First principles of violin making: Music of the Spheres

fig 2 Monochord (1618) section horiz

In an age of little numeracy or literacy, how did luthiers settle on the proportions of stringed instruments, with hardly any variation in their basic design? François Denis shows how the principles of the classical Greeks – notably Pythagoras – informed their thinking

On the face of it, Pythagorean philosophy may not seem to have any connection with violin making, but its principles shed light on various approaches to measurement that are commonly believed to have originated from the makers’ trial and error. This article will show how Pythagorean systems of measurement, connecting lengths with musical intervals, informed the design of early stringed instruments. It also attests to the importance of this way of thinking about measurement, a way that has for so long been buried in the past. According to tradition, the first person to identify the correlation between musical harmony and whole numbers was the Greek philosopher Pythagoras.
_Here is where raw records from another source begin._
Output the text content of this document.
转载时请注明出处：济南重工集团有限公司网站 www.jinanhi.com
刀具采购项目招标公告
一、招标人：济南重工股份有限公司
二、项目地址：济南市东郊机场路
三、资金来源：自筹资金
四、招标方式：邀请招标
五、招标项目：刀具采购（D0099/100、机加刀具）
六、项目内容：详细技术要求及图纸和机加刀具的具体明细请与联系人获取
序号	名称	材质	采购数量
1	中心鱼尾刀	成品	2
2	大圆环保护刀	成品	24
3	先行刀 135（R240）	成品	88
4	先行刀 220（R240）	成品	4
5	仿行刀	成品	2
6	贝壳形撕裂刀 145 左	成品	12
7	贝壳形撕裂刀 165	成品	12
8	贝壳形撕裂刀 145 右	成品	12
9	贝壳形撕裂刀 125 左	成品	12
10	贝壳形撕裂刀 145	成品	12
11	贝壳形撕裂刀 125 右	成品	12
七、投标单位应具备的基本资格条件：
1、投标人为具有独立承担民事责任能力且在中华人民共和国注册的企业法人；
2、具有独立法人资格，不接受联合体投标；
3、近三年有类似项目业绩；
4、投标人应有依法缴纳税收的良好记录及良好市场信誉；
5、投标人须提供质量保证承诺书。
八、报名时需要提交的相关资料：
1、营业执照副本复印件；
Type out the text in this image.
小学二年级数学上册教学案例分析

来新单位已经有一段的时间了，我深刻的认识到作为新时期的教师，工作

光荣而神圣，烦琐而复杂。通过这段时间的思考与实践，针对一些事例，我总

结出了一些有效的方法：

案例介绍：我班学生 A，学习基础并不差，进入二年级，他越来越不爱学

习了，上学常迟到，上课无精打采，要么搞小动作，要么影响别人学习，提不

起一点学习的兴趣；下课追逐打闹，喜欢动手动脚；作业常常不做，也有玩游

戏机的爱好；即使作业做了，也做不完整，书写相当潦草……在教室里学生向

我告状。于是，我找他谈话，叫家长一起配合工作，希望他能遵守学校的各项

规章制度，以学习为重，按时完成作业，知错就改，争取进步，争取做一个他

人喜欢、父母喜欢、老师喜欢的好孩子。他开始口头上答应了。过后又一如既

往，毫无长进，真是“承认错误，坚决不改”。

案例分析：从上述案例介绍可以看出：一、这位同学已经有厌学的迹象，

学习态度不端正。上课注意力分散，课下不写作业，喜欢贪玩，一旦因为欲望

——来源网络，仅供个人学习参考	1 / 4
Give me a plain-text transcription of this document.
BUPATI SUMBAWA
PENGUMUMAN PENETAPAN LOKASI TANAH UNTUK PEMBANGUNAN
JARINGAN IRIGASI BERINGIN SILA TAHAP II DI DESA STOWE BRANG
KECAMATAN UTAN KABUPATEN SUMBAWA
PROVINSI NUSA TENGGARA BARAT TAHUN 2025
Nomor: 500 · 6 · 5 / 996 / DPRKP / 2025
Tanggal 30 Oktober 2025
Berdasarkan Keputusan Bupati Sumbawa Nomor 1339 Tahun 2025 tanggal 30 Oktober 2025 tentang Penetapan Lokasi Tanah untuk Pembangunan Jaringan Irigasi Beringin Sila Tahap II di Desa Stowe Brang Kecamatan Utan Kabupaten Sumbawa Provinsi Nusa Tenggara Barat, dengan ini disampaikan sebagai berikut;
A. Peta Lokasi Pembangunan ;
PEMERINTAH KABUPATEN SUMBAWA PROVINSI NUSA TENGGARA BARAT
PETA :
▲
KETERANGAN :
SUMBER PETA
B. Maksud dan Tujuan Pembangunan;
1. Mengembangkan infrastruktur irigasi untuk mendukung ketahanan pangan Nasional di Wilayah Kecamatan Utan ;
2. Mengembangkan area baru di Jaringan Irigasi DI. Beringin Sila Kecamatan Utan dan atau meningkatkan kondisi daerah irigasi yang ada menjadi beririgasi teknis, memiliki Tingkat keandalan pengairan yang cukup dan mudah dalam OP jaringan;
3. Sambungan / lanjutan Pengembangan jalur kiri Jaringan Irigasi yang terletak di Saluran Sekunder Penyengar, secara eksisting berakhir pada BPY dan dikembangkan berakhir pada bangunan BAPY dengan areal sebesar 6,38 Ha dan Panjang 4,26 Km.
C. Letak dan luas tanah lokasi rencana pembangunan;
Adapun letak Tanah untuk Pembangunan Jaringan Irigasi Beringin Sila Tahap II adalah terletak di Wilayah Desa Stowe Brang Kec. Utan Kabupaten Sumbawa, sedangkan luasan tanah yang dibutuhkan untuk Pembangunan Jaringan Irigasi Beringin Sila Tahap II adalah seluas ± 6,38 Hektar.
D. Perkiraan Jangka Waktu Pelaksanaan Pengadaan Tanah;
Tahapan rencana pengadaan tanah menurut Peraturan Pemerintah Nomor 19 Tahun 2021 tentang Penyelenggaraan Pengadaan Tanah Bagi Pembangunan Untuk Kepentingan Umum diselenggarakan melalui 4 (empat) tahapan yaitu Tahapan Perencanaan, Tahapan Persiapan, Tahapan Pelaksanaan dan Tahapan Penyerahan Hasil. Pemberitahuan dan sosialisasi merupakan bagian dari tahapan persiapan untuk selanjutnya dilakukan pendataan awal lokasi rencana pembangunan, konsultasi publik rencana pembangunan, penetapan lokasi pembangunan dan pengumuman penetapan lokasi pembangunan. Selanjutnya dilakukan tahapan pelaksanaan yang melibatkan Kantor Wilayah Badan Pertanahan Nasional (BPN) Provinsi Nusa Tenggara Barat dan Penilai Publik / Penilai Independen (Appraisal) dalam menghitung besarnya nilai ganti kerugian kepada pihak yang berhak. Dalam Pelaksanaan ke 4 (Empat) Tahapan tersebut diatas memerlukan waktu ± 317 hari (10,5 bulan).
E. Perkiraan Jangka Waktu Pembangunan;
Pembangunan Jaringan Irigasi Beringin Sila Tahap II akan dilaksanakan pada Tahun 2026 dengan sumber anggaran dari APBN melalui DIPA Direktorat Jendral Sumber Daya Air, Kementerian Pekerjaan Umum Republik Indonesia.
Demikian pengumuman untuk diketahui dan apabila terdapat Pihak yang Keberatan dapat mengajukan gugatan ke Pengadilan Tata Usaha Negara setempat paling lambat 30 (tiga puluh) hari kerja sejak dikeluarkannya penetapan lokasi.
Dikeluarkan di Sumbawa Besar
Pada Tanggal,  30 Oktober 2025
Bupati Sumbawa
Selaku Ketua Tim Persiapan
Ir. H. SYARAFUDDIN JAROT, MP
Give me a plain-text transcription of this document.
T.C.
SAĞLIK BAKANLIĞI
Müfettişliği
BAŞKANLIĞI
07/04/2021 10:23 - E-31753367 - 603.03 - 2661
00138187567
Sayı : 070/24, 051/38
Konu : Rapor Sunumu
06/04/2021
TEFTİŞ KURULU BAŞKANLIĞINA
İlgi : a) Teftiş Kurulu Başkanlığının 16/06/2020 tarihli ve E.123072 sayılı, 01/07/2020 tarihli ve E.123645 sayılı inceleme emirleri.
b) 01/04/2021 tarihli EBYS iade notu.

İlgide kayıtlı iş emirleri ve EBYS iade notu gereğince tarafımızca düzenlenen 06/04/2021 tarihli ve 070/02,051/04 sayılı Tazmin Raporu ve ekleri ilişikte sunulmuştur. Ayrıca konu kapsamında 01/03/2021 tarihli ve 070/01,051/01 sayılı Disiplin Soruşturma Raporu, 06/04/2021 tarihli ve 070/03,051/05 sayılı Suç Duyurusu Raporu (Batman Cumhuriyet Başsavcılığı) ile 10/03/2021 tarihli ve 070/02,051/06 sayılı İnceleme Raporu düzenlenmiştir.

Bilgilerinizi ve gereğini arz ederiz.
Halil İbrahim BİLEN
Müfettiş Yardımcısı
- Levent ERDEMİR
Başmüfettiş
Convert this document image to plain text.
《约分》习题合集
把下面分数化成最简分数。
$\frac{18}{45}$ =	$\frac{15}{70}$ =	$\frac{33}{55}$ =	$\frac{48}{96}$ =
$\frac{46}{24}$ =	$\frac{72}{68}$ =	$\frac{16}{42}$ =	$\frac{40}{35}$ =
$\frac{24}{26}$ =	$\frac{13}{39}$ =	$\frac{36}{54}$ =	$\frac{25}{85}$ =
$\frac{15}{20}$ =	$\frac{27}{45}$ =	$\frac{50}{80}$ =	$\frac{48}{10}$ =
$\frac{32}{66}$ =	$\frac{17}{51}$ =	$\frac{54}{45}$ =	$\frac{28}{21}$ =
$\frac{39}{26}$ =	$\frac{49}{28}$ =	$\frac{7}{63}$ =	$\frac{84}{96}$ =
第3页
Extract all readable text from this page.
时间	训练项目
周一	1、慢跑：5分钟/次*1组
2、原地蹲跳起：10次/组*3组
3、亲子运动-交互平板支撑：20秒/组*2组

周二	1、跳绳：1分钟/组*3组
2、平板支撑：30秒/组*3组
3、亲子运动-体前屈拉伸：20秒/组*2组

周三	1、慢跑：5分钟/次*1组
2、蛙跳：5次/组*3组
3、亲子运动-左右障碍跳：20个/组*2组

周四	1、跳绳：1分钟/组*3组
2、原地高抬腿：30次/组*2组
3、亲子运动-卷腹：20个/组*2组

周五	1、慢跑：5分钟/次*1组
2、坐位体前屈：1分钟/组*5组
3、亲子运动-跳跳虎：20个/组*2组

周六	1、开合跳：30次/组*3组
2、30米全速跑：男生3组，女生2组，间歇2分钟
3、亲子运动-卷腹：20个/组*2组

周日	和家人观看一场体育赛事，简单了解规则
It is said that he was passing a blacksmith’s forge one day, and noticed how all the smith’s hammers made different sounds when striking the anvil. Using this as a starting point, he came up with the idea that sound could be connected to whole numbers. Furthermore, it was also the Greeks who determined the link between arithmetic and ideas of beauty, grounding the notion that numbers can be used to explain the laws of nature, on both a micro and a macro level.